Ida Nevasayneva: God bless me. I never had an issue with weight. If anything I had a problem keeping it on. I could eat and eat and eat whatever I wanted. Ballet kept me kept me thin and youthful beyond my years. I was dancing well into my 40s. But being six feet tall, I didn’t get lifted too much.

The Star: You are known to have had many lovers among ballet dancers and patrons. Would you care to name names?

Ida Nevasayneva: I could never do that to those people. The paparazzi would hound them to death. When I look back on those love affairs now, they were just flings, just brief encounters. I tried to keep my love life off the stage, but you know, people always talk. One day I’ll write my memoirs and tell all… about a certain N and a Mr. B and… oh, but you’re forcing it out of me.
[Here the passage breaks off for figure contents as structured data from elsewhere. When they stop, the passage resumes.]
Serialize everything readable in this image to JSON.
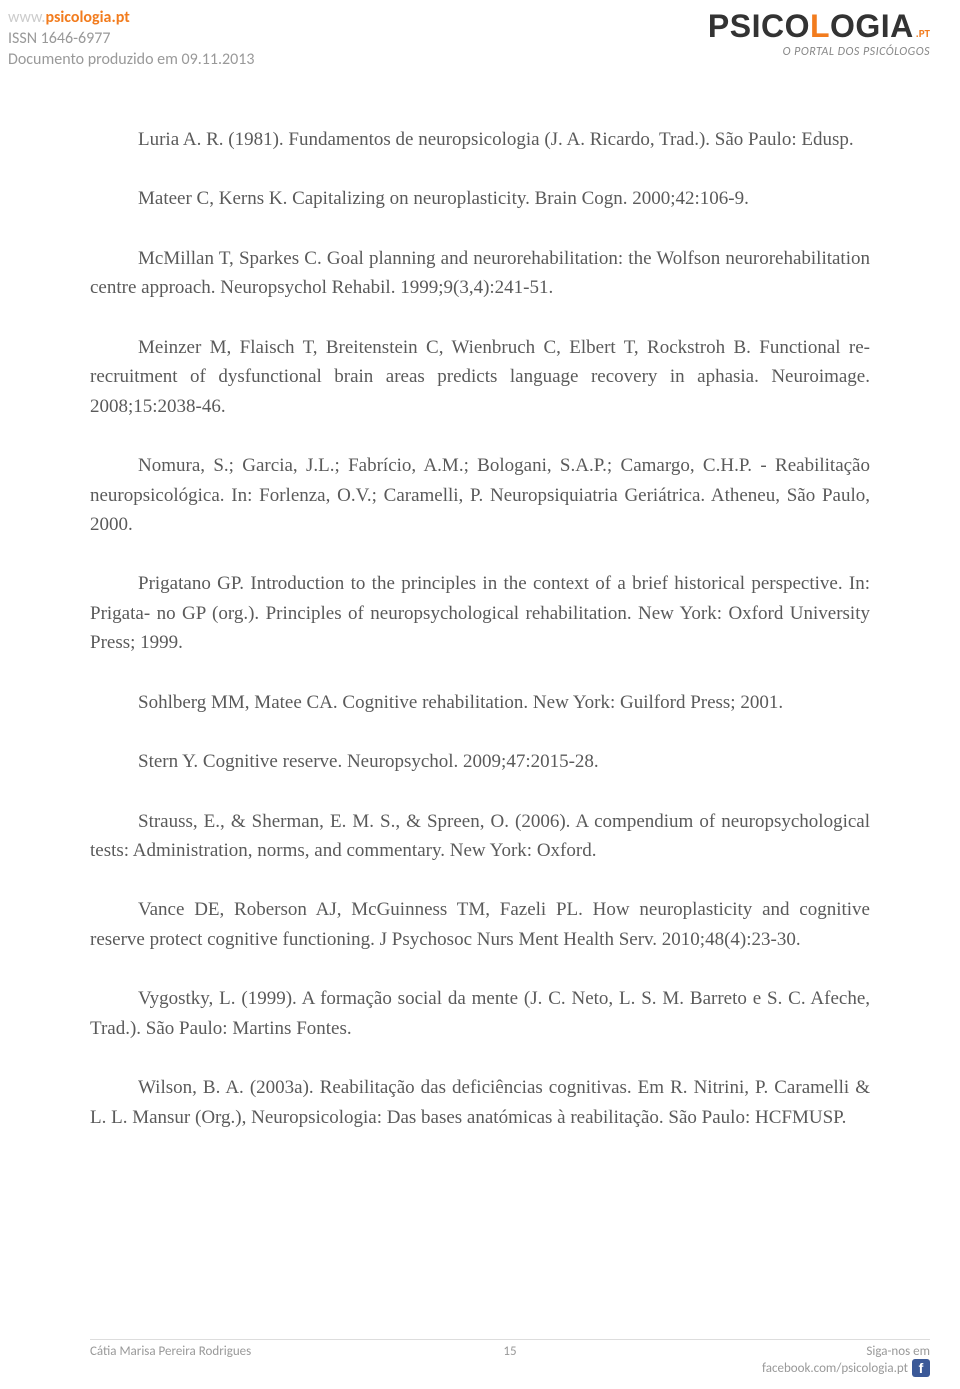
{
  "header": {
    "url_prefix": "www.",
    "url_main": "psicologia.pt",
    "issn": "ISSN 1646-6977",
    "doc_date": "Documento produzido em 09.11.2013",
    "logo_pre": "PSICO",
    "logo_accent": "L",
    "logo_post": "OGIA",
    "logo_suffix": ".PT",
    "logo_sub": "O PORTAL DOS PSICÓLOGOS"
  },
  "references": [
    "Luria A. R. (1981). Fundamentos de neuropsicologia (J. A. Ricardo, Trad.). São Paulo: Edusp.",
    "Mateer C, Kerns K. Capitalizing on neuroplasticity. Brain Cogn. 2000;42:106-9.",
    "McMillan T, Sparkes C. Goal planning and neurorehabilitation: the Wolfson neurorehabilitation centre approach. Neuropsychol Rehabil. 1999;9(3,4):241-51.",
    "Meinzer M, Flaisch T, Breitenstein C, Wienbruch C, Elbert T, Rockstroh B. Functional re-recruitment of dysfunctional brain areas predicts language recovery in aphasia. Neuroimage. 2008;15:2038-46.",
    "Nomura, S.; Garcia, J.L.; Fabrício, A.M.; Bologani, S.A.P.; Camargo, C.H.P. - Reabilitação neuropsicológica. In: Forlenza, O.V.; Caramelli, P. Neuropsiquiatria Geriátrica. Atheneu, São Paulo, 2000.",
    "Prigatano GP. Introduction to the principles in the context of a brief historical perspective. In: Prigata- no GP (org.). Principles of neuropsychological rehabilitation. New York: Oxford University Press; 1999.",
    "Sohlberg MM, Matee CA. Cognitive rehabilitation. New York: Guilford Press; 2001.",
    "Stern Y. Cognitive reserve. Neuropsychol. 2009;47:2015-28.",
    "Strauss, E., & Sherman, E. M. S., & Spreen, O. (2006). A compendium of neuropsychological tests: Administration, norms, and commentary. New York: Oxford.",
    "Vance DE, Roberson AJ, McGuinness TM, Fazeli PL. How neuroplasticity and cognitive reserve protect cognitive functioning. J Psychosoc Nurs Ment Health Serv. 2010;48(4):23-30.",
    "Vygostky, L. (1999). A formação social da mente (J. C. Neto, L. S. M. Barreto e S. C. Afeche, Trad.). São Paulo: Martins Fontes.",
    "Wilson, B. A. (2003a). Reabilitação das deficiências cognitivas. Em R. Nitrini, P. Caramelli & L. L. Mansur (Org.), Neuropsicologia: Das bases anatómicas à reabilitação. São Paulo: HCFMUSP."
  ],
  "footer": {
    "author": "Cátia Marisa Pereira Rodrigues",
    "page_number": "15",
    "follow": "Siga-nos em",
    "fb_text": "facebook.com/psicologia.pt",
    "fb_letter": "f"
  },
  "colors": {
    "accent": "#f27c1e",
    "text_body": "#5a5a5a",
    "text_muted": "#999999",
    "fb_bg": "#3b5998"
  }
}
The Star: Who would you compare yourself to among ballerinas of our time?

Ida Nevasayneva: But I’m beyond compare! I’m very old-world and very traditional. I have been studying ballet for a long, long time and ballet is my life. I wake up in the morning thinking about tendus. You can often see me waiting for the subway doing an arabesque. Oh yes, it’s been said I’m neurotic, that I’m high-strung and high maintenance, but that is what keeps me so vital and gives my performances that special je-ne-sais-quoi. They call me the prima diva. But I wouldn’t want you to think of me as arrogant or flashy.

The Star: So there are no other ballerinas you admire?

Ida Nevasayneva: Oh dear, yes, oh yes. There is Pavlova, who originated the role of The Dying Swan. She had such a great reputation was such an inspiration to me. And Plisetskaya, of course, and the Cuban dancer Alicia Alonso. I worship the ground she bourrés on.

The Star: Any other favourite roles?

Ida Nevasayneva: Taglione in Pas de Quatre. It always gave me so much pleasure. When I danced that I owned the stage. And of course I was such an inspiration for the young ones.

The Star: You are a legend. Tell us about your life story.

Ida Nevasayneva: I came out of the womb dancing. In my youth I was a heroine of the Revolution. Once, after effortlessly bourréeing across a minefield, I lobbed a loaded toe-shoe through the window of a capitalist bank. I was a grande etoile by the time I was in my mid-teens. It was my unusual character and my exceptional footwork. And I brought such intensity to my dramatic roles. Did you see me as Aurora in The Sleeping Beauty? It took three extra courtiers to carry me sleeping off the stage at the end of Act I. People left the theatre crying: I was more popular than Cats.

The Star: Can you tell us about how you defected to the West? Is it true that you flew into the arms of an American businessman after doing 14 fouettés and then a grand jeté over a turnstile at JFK?

Ida Nevasayneva: It was 17, actually and he never knew what hit him. America gave me a royal welcome. I have never regretted my spur-of-the-moment decision. But I still weep sometime for Russia, Russia, the Motherland.